Tewligans
- Interactive map of Tewligans
- Location: Louisville, Kentucky, United States
- Coordinates: 38°14′22″N 85°43′28″W﻿ / ﻿38.2394854°N 85.7245592°W

Construction
- Opened: 1981
- Closed: 1996

= Tewligans =

Defunct live music venue in Louisville, Kentucky, USA

Tewligans was a famous live music venue in Louisville, Kentucky. The venue operated between 1981 and 1996 at 1047 Bardstown Road in the Highlands neighborhood. Tewligans changed ownership a number of times, being known for a short time by the name "Snagilwet," which is "Tewligans" spelled backwards.

Tewligans provided a local stage for local, regional and national acts including Kinghorse, Green Day, Red Hot Chili Peppers, Smashing Pumpkins, Yo La Tengo, Slint, Widespread Panic, Squirrel Bait, Love Jones, NRBQ, Jonathan Richman, R.E.M., Crunchy Cereal, Steve Forbert, Gwar, Kentucky Headhunters, A Flock of Seagulls, Bo Diddley, Guadalcanal Diary, Miracle Legion, U2, Uncle Tupelo, Fugazi, Rollins Band, T.S.O.L., Blue Rodeo, Royal Crescent Mob, Afghan Whigs, Mojo Nixon, Hasil Adkins, Stick People, Bodeco, Endpoint, and many others.

The original plywood stage was demolished ca. 1991 and a new stage constructed using unfinished oak pallet lumber purchased from Hillerich & Bradsby.

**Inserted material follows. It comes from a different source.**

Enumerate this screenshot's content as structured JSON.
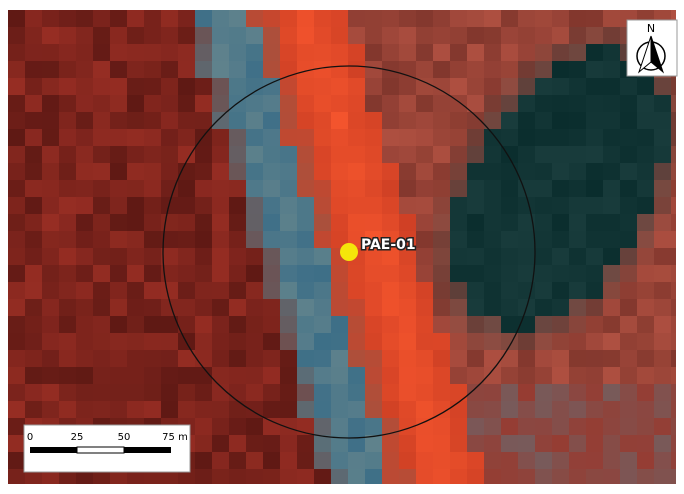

Tewligans often hosted (illegal) afterhours parties for regular patrons who would drink free until whatever keg was in service had run dry. On other nights, patrons could walk the short distance to the infamous Hepburn House, wherein an afterhours speakeasy, The Cafe Ralph, operated.

Probably two of Tewligans' best known figures were the co-owners and creators of Tewligans, Doyle and Mary Guhy. They bought the venue in 1981, when it was still known as "The Funktion Junktion", a bar known for live Southern-rock music. Mary was known for her tough attitude, and was considered the bouncer of the venue.

The space reopened as "The Cherokee," which also operated as a live music venue. As of 2006, the location is operated as "Cahoots" and frequently features the same kinds of hardcore, punk rock and indie rock bands that used to grace the stage of Tewligans.

According to The Courier-Journal, '"Tewligans was a lifestyle."